Бывали характеры резко выдающиеся, трудно, с усилием подчинявшиеся, но все-таки
подчинявшиеся. Приходили в острог такие, которые уж слишком зарвались, слишком
выскочили из мерки на воле, так что уж и преступления свои делали под конец как
будто не сами собой, как будто сами не зная зачем, как будто в бреду, в чаду;
часто из тщеславия, возбужденного в высочайшей степени. Но у нас их тотчас
осаживали, несмотря на то что иные, до прибытия в острог, бывали ужасом целых
селений и городов. Оглядываясь кругом, новичок скоро замечал, что он не туда
попал, что здесь дивить уже некого, и приметно смирялся и попадал в общий тон.
Этот общий тон составлялся снаружи из какого-то особенного собственного
достоинства, которым был проникнут чуть не каждый обитатель острога. Точно в
самом деле звание каторжного, решеного, составляло какой-нибудь чин, да еще и
почетный. Ни признаков стыда и раскаяния!
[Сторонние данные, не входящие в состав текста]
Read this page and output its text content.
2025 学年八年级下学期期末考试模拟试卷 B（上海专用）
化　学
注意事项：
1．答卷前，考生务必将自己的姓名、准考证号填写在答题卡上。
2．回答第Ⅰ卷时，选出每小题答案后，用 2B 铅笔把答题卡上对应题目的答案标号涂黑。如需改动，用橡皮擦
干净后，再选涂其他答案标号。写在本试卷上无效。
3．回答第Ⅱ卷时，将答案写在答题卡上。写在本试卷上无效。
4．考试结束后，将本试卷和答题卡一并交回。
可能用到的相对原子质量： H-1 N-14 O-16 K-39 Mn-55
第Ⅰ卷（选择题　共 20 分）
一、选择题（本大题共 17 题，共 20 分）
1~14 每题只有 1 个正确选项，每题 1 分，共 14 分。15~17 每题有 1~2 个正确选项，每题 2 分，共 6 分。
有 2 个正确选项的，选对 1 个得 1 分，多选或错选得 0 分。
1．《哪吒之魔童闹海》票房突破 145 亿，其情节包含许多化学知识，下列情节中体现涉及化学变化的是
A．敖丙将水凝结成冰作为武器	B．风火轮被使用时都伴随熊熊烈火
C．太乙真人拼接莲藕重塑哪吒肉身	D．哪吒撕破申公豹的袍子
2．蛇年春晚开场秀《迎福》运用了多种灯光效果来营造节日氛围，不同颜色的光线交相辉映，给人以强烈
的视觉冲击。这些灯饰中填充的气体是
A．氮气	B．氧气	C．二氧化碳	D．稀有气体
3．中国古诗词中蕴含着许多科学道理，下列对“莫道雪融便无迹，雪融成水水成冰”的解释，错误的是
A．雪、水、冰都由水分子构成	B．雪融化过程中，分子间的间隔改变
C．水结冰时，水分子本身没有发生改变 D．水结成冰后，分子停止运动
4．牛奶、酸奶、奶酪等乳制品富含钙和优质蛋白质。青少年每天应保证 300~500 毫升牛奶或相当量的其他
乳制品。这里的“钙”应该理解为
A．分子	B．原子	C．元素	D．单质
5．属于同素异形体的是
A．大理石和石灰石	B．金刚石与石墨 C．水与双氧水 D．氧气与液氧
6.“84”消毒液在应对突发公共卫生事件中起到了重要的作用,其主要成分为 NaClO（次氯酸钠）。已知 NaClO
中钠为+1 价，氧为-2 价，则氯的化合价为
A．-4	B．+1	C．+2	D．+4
Впрочем, было и какое-то наружное
смирение, так сказать официальное, какое-то спокойное резонерство: «Мы погибший
народ, – говорили они, – не умел на воле жить, теперь ломай зеленую улицу,
поверяй ряды». – «Не слушался отца и матери, послушайся теперь барабанной
шкуры». – «Не хотел шить золотом, теперь бей камни молотом». Все это говорилось
часто, и в виде нравоучения и в виде обыкновенных поговорок и присловий, но
никогда серьезно. Все это были только слова. Вряд ли хоть один из них
сознавался внутренно в своей беззаконности. Попробуй кто не из каторжных
упрекнуть арестанта его преступлением, выбранить его (хотя, впрочем, не в
русском духе попрекать преступника) – ругательствам не будет конца. А какие
были они все мастера ругаться! Ругались они утонченно, художественно.
Ругательство возведено было у них в науку; старались взять не столько обидным
словом, сколько обидным смыслом, духом, идеей – а это утонченнее, ядовитее.
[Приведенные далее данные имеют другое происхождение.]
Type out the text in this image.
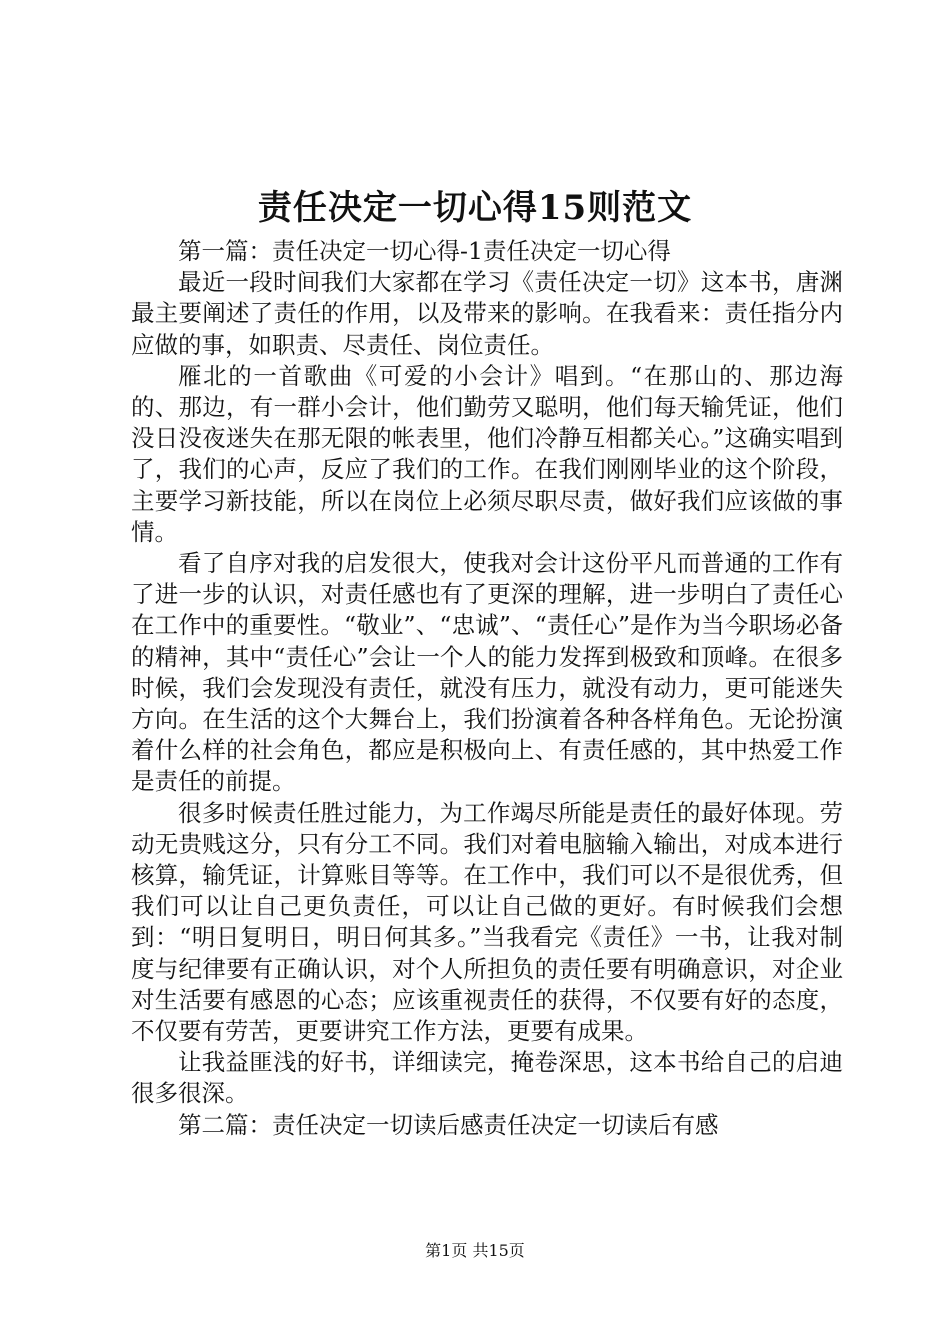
责任决定一切心得15则范文

第一篇：责任决定一切心得-1责任决定一切心得

最近一段时间我们大家都在学习《责任决定一切》这本书，唐渊最主要阐述了责任的作用，以及带来的影响。在我看来：责任指分内应做的事，如职责、尽责任、岗位责任。

雁北的一首歌曲《可爱的小会计》唱到。“在那山的、那边海的、那边，有一群小会计，他们勤劳又聪明，他们每天输凭证，他们没日没夜迷失在那无限的帐表里，他们冷静互相都关心。”这确实唱到了，我们的心声，反应了我们的工作。在我们刚刚毕业的这个阶段，主要学习新技能，所以在岗位上必须尽职尽责，做好我们应该做的事情。

看了自序对我的启发很大，使我对会计这份平凡而普通的工作有了进一步的认识，对责任感也有了更深的理解，进一步明白了责任心在工作中的重要性。“敬业”、“忠诚”、“责任心”是作为当今职场必备的精神，其中“责任心”会让一个人的能力发挥到极致和顶峰。在很多时候，我们会发现没有责任，就没有压力，就没有动力，更可能迷失方向。在生活的这个大舞台上，我们扮演着各种各样角色。无论扮演着什么样的社会角色，都应是积极向上、有责任感的，其中热爱工作是责任的前提。

很多时候责任胜过能力，为工作竭尽所能是责任的最好体现。劳动无贵贱这分，只有分工不同。我们对着电脑输入输出，对成本进行核算，输凭证，计算账目等等。在工作中，我们可以不是很优秀，但我们可以让自己更负责任，可以让自己做的更好。有时候我们会想到：“明日复明日，明日何其多。”当我看完《责任》一书，让我对制度与纪律要有正确认识，对个人所担负的责任要有明确意识，对企业对生活要有感恩的心态；应该重视责任的获得，不仅要有好的态度，不仅要有劳苦，更要讲究工作方法，更要有成果。

让我益匪浅的好书，详细读完，掩卷深思，这本书给自己的启迪很多很深。

第二篇：责任决定一切读后感责任决定一切读后有感

第1页 共15页
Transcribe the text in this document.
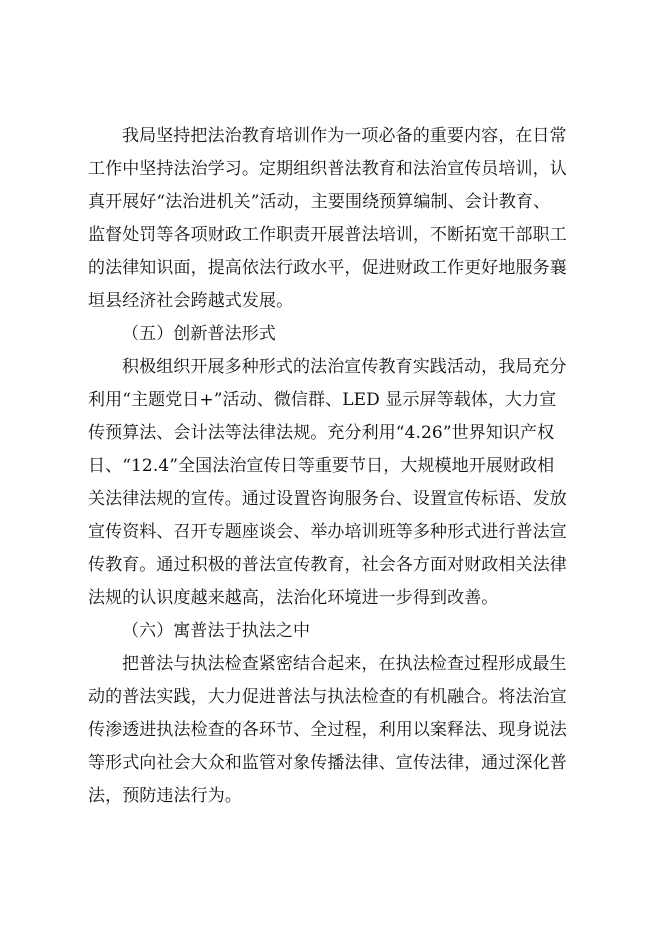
我局坚持把法治教育培训作为一项必备的重要内容，在日常
工作中坚持法治学习。定期组织普法教育和法治宣传员培训，认
真开展好“法治进机关”活动，主要围绕预算编制、会计教育、
监督处罚等各项财政工作职责开展普法培训，不断拓宽干部职工
的法律知识面，提高依法行政水平，促进财政工作更好地服务襄
垣县经济社会跨越式发展。
（五）创新普法形式
积极组织开展多种形式的法治宣传教育实践活动，我局充分
利用“主题党日+”活动、微信群、LED 显示屏等载体，大力宣
传预算法、会计法等法律法规。充分利用“4.26”世界知识产权
日、“12.4”全国法治宣传日等重要节日，大规模地开展财政相
关法律法规的宣传。通过设置咨询服务台、设置宣传标语、发放
宣传资料、召开专题座谈会、举办培训班等多种形式进行普法宣
传教育。通过积极的普法宣传教育，社会各方面对财政相关法律
法规的认识度越来越高，法治化环境进一步得到改善。
（六）寓普法于执法之中
把普法与执法检查紧密结合起来，在执法检查过程形成最生
动的普法实践，大力促进普法与执法检查的有机融合。将法治宣
传渗透进执法检查的各环节、全过程，利用以案释法、现身说法
等形式向社会大众和监管对象传播法律、宣传法律，通过深化普
法，预防违法行为。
Беспрерывные ссоры еще более развивали между ними эту науку. Весь этот народ
работал из-под палки, – следственно, он был праздный, следственно, развращался:
если и не был прежде развращен, то в каторге развращался. Все они собрались
сюда не своей волей; все они были друг другу чужие.
«Черт трое лаптей сносил, прежде чем нас собрал в одну
кучу!» – говорили они про себя сами; а потому сплетни, интриги, бабьи наговоры,
зависть, свара, злость были всегда на первом плане в этой кромешной жизни.
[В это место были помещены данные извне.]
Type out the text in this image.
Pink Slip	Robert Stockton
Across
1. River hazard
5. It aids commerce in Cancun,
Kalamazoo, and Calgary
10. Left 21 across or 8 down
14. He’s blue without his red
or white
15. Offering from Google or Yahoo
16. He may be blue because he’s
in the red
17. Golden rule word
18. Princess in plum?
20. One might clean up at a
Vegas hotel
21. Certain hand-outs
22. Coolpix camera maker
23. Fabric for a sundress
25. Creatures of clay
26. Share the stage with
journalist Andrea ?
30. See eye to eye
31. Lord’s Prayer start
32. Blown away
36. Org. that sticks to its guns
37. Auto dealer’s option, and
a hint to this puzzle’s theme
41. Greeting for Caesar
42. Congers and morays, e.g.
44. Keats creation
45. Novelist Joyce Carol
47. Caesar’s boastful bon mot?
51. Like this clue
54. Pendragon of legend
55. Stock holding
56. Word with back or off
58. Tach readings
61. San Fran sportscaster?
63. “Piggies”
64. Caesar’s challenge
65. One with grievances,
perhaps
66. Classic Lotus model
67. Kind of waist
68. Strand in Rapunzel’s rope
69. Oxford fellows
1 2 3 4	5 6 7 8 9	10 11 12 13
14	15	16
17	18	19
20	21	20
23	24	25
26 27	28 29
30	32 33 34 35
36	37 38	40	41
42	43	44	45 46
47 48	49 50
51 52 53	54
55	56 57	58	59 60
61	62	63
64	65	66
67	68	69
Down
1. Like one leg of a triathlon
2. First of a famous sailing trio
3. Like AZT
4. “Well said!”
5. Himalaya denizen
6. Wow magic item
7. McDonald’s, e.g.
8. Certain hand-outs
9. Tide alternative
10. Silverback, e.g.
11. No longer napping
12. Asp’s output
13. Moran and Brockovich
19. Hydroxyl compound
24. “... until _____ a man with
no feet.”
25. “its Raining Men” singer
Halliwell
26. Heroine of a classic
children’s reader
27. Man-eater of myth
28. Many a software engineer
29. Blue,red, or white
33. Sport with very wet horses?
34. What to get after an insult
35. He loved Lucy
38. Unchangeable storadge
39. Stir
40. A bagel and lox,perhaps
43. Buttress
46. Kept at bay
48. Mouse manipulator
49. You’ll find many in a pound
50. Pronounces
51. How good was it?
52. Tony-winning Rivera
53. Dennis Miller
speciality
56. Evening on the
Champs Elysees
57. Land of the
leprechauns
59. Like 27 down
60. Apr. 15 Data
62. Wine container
Никакая баба не в состоянии была быть такой бабой, как некоторые из этих
душегубцев. Повторяю, были и между ними люди сильные, характеры, привыкшие всю
жизнь свою ломить и повелевать, закаленные, бесстрашные. Этих как-то невольно
уважали; они же, с своей стороны, хотя часто и очень ревнивы были к своей
славе, но вообще старались не быть другим в тягость, в пустые ругательства не
вступали, вели себя с необыкновенным достоинством, были рассудительны и почти
всегда послушны начальству, – не из принципа послушания, не из состояния
обязанностей, а так, как будто по какому-то контракту, сознав взаимные выгоды.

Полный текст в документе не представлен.